To mitigate the greenhouse effect, this study employs a hydrothermal method to synthesize a series of MIL-101 materials modified by partial substitution of H₂BDC with L-arginine (MIL-101-X%Arg, where X = 0, 9, 11, 13, 15, 17, 19) and assesses their performance in greenhouse gas capture. BET characterization and single-gas adsorption experiments reveal that MIL-101-13 %Arg is the optimal sample, with a BET surface area of 2831 m²/g, significantly higher than MIL-101-0 %Arg (1269 m²/g). The adsorption capacities for CO₂, SF₆, C₂F₆, NF₃, CF₄, CH₄ and N₂ are enhanced by approximately 54 %, 76 %, 67 %, 48 %, 37 %, 60 % and 46 %, respectively, with adsorption behavior predominantly following a monolayer model. Pore size distribution, FTIR, PXRD, SEM and TG-DSC analyses indicate that monodentate L-arginine doping disrupts the bidentate symmetry of H₂BDC, introducing localized coordination defects and active functional groups, and causing slight distortions in the crystal framework. This results in micropore splitting, changes in pore size and increased asymmetry, even forming secondary pores.
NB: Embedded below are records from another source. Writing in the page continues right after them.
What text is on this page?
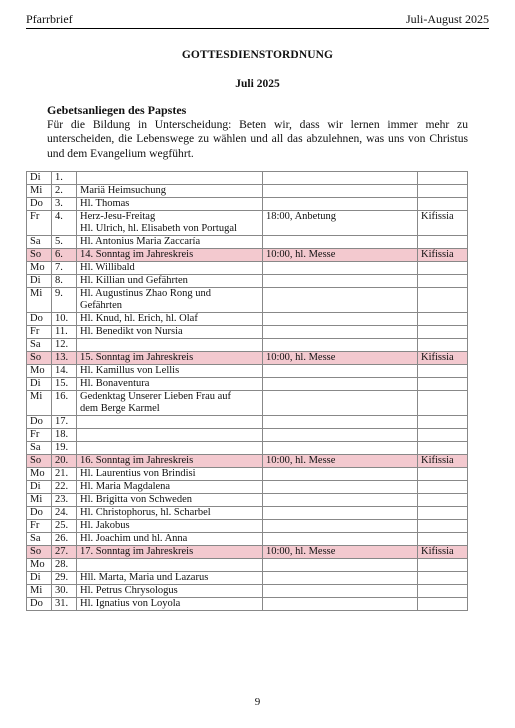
Pfarrbrief	Juli-August 2025
GOTTESDIENSTORDNUNG
Juli 2025
Gebetsanliegen des Papstes
Für die Bildung in Unterscheidung: Beten wir, dass wir lernen immer mehr zu unterscheiden, die Lebenswege zu wählen und all das abzulehnen, was uns von Christus und dem Evangelium wegführt.
Di	1.	

Mi	2.	Mariä Heimsuchung		

Do	3.	Hl. Thomas		

Fr	4.	Herz-Jesu-Freitag
Hl. Ulrich, hl. Elisabeth von Portugal	18:00, Anbetung	Kifissia
Sa	5.	Hl. Antonius Maria Zaccaría		

So	6.	14. Sonntag im Jahreskreis	10:00, hl. Messe	Kifissia
Mo	7.	Hl. Willibald		

Di	8.	Hl. Killian und Gefährten		

Mi	9.	Hl. Augustinus Zhao Rong und
Gefährten		

Do	10.	Hl. Knud, hl. Erich, hl. Olaf		

Fr	11.	Hl. Benedikt von Nursia		

Sa	12.	

So	13.	15. Sonntag im Jahreskreis	10:00, hl. Messe	Kifissia
Mo	14.	Hl. Kamillus von Lellis		

Di	15.	Hl. Bonaventura		

Mi	16.	Gedenktag Unserer Lieben Frau auf
dem Berge Karmel		

Do	17.	

Fr	18.	

Sa	19.	

So	20.	16. Sonntag im Jahreskreis	10:00, hl. Messe	Kifissia
Mo	21.	Hl. Laurentius von Brindisi		

Di	22.	Hl. Maria Magdalena		

Mi	23.	Hl. Brigitta von Schweden		

Do	24.	Hl. Christophorus, hl. Scharbel		

Fr	25.	Hl. Jakobus		

Sa	26.	Hl. Joachim und hl. Anna		

So	27.	17. Sonntag im Jahreskreis	10:00, hl. Messe	Kifissia
Mo	28.	

Di	29.	Hll. Marta, Maria und Lazarus		

Mi	30.	Hl. Petrus Chrysologus		

Do	31.	Hl. Ignatius von Loyola		

9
These structural modifications significantly optimize the pore structure, volume and surface chemistry, while enhancing crystal morphology and maintaining good thermal stability. MIL-101-13 %Arg demonstrates excellent separation performance in dynamic binary gas separation experiments, with selectivities for SF₆/N₂, CO₂/N₂, C₂F₆/N₂, NF₃/N₂, CF₄/N₂ and CH₄/N₂ of 32.38, 27.95, 25.95, 10.37, 7.47 and 4.77, respectively, all surpassing ideal selectivity at the same pressure. These findings confirm its significant potential for greenhouse gas capture and separation, offering a solid theoretical and experimental foundation for developing efficient, cost-effective materials to address global climate change.